Aussi, est-ce le monde entier, sous ses espèces les plus diverses et les plus singulières, qui vient saluer l’Enfant dans les ruines du monde ancien, comme la seule espérance et le salut. Ruines d’un palais antique, c’est en effet le décor où l’Art a toujours placé la crèche. L’Histoire veut qu’elle fût dans une grotte creusée dans les roches, ce que dans le Midi de la France on appelle une balme ou une baume, et les visions de Catherine Emmerich confirment cette donnée. « C’est dans une fissure de rocher qu’est né l’architecte du firmament. » Mais l’art n’a pas accepté ce décor. Il a fait toujours une étable, ou plutôt un hangar fort propre et en très bon état chez les Primitifs italiens, troué, ruiné chez les Allemands, mais le plus souvent construit dans les ruines de quelque majestueux palais. Ce palais est ce que le peintre avait de plus riche et de plus puissant sous les yeux au moment où il peignait : maison hollandaise à toit dentelé ou château gothique à nervures ogivales, mélange infiniment pittoresque de voûtes à claires-voies, de tours éventrées, de pierres disjointes d’où jaillit tout une flore imprévue. Et c’est par les trous du chaume qu’on aperçoit l’étoile.

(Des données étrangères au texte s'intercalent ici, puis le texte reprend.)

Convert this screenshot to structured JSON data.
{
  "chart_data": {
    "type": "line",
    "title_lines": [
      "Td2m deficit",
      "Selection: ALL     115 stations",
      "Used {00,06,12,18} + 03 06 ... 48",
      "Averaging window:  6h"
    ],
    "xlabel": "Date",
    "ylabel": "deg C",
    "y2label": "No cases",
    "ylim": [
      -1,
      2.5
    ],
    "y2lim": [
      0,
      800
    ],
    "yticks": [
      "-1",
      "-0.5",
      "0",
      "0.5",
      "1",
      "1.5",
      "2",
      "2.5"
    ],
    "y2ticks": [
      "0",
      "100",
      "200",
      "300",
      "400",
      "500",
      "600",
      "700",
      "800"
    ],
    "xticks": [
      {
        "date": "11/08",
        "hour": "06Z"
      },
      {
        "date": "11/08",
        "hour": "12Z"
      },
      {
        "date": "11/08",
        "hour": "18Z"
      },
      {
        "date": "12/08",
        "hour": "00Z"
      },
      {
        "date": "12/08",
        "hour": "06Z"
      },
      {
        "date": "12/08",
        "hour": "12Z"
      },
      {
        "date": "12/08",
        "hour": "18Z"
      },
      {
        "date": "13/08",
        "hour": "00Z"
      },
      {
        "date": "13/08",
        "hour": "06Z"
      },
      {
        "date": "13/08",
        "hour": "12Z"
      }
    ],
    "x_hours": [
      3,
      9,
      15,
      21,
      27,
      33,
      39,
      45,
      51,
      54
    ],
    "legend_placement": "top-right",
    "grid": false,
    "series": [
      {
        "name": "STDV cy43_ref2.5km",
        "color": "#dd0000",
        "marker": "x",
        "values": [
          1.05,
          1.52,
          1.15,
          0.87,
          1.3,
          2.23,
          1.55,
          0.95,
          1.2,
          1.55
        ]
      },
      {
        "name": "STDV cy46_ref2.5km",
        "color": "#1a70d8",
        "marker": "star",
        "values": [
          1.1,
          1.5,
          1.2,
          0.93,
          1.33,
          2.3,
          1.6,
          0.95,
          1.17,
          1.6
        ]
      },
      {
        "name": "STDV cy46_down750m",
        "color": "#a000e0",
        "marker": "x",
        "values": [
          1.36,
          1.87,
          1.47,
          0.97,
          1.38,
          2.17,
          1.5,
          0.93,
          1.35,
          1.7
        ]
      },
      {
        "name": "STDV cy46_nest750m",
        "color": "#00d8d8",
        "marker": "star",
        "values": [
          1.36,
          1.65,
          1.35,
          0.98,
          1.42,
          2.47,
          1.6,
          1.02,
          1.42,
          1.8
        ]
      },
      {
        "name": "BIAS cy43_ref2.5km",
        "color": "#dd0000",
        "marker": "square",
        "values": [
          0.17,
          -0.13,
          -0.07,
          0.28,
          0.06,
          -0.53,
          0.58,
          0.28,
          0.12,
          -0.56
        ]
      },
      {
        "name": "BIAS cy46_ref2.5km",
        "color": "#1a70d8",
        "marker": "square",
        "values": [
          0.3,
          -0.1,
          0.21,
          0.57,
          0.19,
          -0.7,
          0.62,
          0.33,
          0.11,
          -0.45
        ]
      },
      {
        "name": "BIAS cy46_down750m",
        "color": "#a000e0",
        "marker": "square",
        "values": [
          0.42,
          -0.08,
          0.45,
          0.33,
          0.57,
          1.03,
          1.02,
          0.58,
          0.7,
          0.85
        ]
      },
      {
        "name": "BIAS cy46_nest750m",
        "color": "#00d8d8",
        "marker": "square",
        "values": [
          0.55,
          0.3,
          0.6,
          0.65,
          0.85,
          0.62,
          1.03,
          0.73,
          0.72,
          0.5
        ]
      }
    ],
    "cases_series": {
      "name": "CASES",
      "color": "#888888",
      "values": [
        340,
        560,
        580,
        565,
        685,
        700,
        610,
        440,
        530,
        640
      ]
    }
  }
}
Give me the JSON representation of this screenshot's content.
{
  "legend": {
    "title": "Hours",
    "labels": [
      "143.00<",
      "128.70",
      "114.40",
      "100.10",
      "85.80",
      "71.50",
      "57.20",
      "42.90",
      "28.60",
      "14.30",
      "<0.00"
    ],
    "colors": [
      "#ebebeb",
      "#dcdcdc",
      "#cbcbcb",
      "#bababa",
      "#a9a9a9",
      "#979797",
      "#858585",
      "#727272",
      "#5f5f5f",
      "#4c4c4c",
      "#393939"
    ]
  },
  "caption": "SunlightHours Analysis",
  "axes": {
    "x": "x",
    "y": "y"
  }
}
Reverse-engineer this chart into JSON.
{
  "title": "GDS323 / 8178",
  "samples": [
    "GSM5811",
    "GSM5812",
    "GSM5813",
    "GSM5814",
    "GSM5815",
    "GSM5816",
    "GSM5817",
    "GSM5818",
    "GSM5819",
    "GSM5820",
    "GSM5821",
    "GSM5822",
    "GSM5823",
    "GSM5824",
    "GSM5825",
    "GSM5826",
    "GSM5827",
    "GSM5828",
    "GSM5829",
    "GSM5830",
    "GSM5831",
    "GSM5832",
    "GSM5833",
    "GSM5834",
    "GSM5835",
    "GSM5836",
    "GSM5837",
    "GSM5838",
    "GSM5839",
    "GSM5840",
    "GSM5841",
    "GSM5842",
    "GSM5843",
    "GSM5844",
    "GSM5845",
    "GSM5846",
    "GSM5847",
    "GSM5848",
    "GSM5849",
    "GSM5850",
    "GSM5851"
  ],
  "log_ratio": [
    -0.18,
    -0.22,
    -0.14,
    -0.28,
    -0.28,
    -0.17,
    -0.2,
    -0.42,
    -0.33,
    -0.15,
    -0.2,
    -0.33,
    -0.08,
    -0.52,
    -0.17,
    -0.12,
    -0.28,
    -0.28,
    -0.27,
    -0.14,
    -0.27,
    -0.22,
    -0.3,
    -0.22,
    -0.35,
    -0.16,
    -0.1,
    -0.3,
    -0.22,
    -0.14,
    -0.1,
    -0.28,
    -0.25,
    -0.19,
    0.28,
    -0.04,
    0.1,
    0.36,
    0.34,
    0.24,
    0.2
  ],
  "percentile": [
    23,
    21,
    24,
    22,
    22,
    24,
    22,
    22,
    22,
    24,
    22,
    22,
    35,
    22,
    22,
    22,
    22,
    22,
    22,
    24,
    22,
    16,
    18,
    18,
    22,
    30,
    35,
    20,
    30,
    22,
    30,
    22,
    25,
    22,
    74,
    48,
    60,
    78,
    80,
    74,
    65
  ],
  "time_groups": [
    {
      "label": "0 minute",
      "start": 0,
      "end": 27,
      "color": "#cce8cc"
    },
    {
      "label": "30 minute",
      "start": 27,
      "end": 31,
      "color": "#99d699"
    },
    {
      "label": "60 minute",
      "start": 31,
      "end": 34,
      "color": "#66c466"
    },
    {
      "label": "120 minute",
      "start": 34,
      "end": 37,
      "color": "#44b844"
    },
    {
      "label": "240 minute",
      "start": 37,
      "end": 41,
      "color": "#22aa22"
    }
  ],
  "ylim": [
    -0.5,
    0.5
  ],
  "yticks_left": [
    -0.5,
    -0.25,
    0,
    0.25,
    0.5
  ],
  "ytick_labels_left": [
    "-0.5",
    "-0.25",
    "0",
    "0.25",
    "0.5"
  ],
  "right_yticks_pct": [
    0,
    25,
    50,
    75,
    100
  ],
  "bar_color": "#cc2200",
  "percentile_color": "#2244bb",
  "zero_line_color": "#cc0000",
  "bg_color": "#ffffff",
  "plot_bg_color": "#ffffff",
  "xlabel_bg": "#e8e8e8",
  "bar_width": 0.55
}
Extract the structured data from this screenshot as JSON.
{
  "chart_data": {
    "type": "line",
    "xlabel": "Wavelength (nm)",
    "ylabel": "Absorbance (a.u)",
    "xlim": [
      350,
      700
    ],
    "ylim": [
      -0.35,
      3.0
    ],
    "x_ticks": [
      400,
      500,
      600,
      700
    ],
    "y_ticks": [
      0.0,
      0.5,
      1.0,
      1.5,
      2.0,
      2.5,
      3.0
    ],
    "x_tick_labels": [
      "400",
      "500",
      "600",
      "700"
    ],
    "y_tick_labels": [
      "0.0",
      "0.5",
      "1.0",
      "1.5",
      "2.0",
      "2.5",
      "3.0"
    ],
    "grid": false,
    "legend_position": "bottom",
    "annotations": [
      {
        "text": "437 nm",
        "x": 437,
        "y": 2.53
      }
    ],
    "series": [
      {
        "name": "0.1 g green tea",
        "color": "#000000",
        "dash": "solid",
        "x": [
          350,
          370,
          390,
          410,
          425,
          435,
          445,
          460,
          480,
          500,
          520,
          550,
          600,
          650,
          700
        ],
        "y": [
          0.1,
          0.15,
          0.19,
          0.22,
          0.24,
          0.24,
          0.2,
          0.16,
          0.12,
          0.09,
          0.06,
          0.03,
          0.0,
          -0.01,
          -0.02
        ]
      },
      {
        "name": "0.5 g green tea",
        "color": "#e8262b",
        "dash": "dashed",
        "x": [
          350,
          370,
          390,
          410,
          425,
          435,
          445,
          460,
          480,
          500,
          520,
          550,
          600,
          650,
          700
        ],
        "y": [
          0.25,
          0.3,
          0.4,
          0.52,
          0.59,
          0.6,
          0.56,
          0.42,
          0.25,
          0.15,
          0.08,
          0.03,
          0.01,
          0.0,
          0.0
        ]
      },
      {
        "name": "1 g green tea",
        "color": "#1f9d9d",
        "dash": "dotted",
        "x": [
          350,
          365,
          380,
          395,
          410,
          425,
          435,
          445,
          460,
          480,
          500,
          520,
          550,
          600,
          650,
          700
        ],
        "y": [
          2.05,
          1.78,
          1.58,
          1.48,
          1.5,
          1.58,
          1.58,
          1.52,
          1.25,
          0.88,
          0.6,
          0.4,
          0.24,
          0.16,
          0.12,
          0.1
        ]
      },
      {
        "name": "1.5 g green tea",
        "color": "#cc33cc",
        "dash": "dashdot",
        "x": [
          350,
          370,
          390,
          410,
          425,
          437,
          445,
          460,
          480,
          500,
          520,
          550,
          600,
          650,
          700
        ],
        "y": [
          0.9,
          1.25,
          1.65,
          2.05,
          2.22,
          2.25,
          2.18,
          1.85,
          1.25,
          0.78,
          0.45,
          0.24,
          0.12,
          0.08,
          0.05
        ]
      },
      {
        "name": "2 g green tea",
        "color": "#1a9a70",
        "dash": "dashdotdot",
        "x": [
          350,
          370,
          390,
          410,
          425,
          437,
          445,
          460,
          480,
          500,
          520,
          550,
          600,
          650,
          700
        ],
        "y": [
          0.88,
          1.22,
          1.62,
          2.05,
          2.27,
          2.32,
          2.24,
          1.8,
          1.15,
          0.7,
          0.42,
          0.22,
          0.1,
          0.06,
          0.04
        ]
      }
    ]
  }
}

Au dernier plan, enfin, parmi les mamelons, au-delà des pâturages où sont répandus les troupeaux, au-delà des gradins des vignes, au bout des eaux serpentines et du long ruban blanc des routes, l’amateur d’architecture peint la ville aux mille fenêtres, les palais ou les châteaux encore debout, mais que le souffle divin va renverser, la civilisation triomphante et la société organisée que la Bonne Nouvelle va dissoudre. Ces villes heureuses dans la lumière ne l’ont pas entendue. Elles poursuivent leur vie coutumière sous ces toits lointains. Personne ne se doute de l’événement qui s’accomplit. Les sages disent : Il ne viendra plus de prophètes ! le monde est trop vieux ; les mystères de Mithra sont les derniers. Platon, Pythagore ont tout dit. Le ciel ne visite plus la terre. Les dieux se sont retirés. Et voici qu’à côté d’eux, dans le village, le Sauveur naît. Le salut vient du milieu même du peuple, des plus basses classes et des plus ignorantes, là où les philosophes d’aujourd’hui et de toujours n’iront jamais le chercher. Le peuple a entendu le premier, et le premier a compris la voix des anges. Ce sont les plus ignorans qui savent. Ce sont les moins clairvoyans qui voient. C’est pourquoi, dans l’Esthétique des Noëls, la meilleure place est faite à l’Adoration des Bergers.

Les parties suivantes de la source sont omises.